L’unico problema di questa teoria è la mancanza di dati: la ricerca di prove archeologiche di pirotecnologia si basa principalmente sull’identificazione visiva delle modifiche risultanti dalla combustione di oggetti (principalmente un cambiamento di colore) e i metodi tradizionali sono riusciti a trovare tracce diffuse dell’uso del fuoco non più vecchie di 200.000 anni fa, con solo cinque siti archeologici in tutto il mondo che forniscono tracce affidabili dell’antico fuoco.
Secondo Filipe Natalio, dell’Istituto Weizmann, il team di ricerca potrebbe aver identificato il sesto sito: grazie alla combinazione di intelligenza artificiale e spettroscopia nell’archeologia, il team ha rinvenuto, in Israele, tracce di combustione controllata di strumenti di pietra risalenti a un periodo compreso tra 200.000 e 420.000 anni fa.
Con il contributo dei ricercatori dell’Università Ebraica di Gerusalemme e di Michael Chazan, dell’Università di Toronto, il team ha identificato nella Cava di Evron, situata nella Galilea occidentale, un sito archeologico a cielo aperto, scoperto per la prima volta a metà degli anni ’70 da Avraham Ronen, ben 14 metri e portato alla luce una vasta gamma di fossili animali e strumenti paleolitici risalenti a un periodo compreso tra 800.000 e 1 milione di anni fa, rendendolo uno dei siti più antichi in Israele. Nessuno dei reperti del sito o del suolo in cui sono stati rinvenuti presentava prove visive di calore: cenere e carbone si degradano nel tempo, eliminando le possibilità di trovare prove visive di combustione.
I ricercatori hanno, dunque, sviluppato un modello di intelligenza artificiale più avanzato di quello utilizzato in precedenza testandolo con svariati metodi tradizionali di analisi dei dati, modelli di apprendimento automatico e modelli di deep learning più avanzati. Secondo i ricercatori, i modelli di “apprendimento profondo” hanno fornito quella sicurezza tale per utilizzare ulteriormente questo strumento in un contesto archeologico senza segni visivi dell’uso del fuoco.
Grazie a particolari analisi, individuando la composizione chimica dei materiali fino al livello molecolare, l’output del modello può stimare la temperatura alla quale sono stati riscaldati gli strumenti di pietra, fornendo informazioni anche sui comportamenti umani passati.
Con un accurato metodo di intelligenza artificiale, si potrebbe, quindi, iniziare a individuare segnali molecolari dagli strumenti di pietra usati dagli abitanti della Cava di Evron quasi un milione di anni fa.
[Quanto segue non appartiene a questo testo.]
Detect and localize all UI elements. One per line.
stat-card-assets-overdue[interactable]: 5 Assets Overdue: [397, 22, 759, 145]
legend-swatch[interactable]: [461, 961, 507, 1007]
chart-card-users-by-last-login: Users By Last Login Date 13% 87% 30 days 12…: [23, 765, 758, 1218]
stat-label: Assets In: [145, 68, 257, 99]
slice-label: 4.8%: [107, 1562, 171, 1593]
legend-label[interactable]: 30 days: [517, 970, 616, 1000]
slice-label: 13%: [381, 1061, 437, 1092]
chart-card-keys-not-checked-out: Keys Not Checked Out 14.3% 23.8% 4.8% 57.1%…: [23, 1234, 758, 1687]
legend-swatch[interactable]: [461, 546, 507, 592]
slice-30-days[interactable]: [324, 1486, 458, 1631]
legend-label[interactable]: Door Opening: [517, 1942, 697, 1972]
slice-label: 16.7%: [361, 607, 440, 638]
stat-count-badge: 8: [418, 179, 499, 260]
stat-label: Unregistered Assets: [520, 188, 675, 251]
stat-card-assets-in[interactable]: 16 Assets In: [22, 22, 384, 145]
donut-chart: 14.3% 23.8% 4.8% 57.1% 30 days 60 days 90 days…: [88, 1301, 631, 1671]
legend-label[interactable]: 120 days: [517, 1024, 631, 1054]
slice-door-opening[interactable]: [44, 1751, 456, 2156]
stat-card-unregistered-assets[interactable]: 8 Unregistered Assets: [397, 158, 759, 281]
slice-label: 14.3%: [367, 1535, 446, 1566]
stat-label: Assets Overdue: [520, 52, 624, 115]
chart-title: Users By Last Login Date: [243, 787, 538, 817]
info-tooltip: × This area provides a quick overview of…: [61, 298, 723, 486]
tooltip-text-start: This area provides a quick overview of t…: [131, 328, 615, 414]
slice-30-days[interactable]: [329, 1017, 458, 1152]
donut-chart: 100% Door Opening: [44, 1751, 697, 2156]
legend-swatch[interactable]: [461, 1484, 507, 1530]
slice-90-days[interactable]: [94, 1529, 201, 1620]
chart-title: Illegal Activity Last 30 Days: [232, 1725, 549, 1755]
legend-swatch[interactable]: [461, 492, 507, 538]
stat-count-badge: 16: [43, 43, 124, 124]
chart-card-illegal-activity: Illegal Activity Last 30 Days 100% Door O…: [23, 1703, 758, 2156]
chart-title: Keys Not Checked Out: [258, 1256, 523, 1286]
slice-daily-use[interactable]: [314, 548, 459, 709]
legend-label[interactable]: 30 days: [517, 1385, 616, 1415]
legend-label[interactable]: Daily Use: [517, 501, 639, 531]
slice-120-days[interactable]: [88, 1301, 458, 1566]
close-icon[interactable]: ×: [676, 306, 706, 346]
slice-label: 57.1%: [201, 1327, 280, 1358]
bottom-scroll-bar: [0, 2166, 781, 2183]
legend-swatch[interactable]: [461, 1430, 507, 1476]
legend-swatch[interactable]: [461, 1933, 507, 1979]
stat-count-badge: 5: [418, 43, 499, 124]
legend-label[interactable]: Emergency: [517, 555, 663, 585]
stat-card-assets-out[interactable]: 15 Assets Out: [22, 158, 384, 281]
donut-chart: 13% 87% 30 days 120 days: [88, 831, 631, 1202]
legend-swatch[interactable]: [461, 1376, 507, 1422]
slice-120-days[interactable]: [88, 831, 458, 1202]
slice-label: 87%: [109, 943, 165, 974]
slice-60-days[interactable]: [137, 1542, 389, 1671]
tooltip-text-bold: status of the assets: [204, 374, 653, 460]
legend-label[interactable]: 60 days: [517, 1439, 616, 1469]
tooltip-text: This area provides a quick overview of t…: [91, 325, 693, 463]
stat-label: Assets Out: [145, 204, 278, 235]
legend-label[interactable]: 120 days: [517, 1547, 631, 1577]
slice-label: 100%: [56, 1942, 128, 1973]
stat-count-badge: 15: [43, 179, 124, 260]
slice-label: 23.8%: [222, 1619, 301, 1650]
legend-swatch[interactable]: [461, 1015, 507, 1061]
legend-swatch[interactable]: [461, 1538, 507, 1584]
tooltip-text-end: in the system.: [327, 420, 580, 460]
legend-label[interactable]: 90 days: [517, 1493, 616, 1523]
A tal fine, il team ha valutato l’esposizione al calore di 26 strumenti di selce trovati nel sito quasi mezzo secolo fa e i risultati hanno rivelato che gli strumenti erano stati riscaldati a un’ampia gamma di temperature, alcune superiori a 600°C.
Inoltre, utilizzando una diversa tecnica spettroscopica, hanno analizzato 87 resti faunistici e hanno scoperto che la zanna di un elefante estinto mostrava anche cambiamenti strutturali dovuti al riscaldamento. Sebbene cauti nella loro affermazione, la presenza di calore nascosto suggerisce che quegli ominidi, non diversamente dagli scienziati stessi, fossero sperimentatori.
Secondo il gruppo di ricerca, osservando l’archeologia da una prospettiva diversa, utilizzando nuovi strumenti, i metodi sviluppati potrebbero essere applicati, ad esempio, ad altri siti del Paleolitico inferiore per identificare tracce non visibili dell’uso del fuoco. Inoltre, questo metodo potrebbe forse offrire una rinnovata prospettiva spazio-temporale sulle origini e sull’uso controllato del fuoco, aiutando a comprendere i comportamenti legati alla pirotecnologia degli ominidi.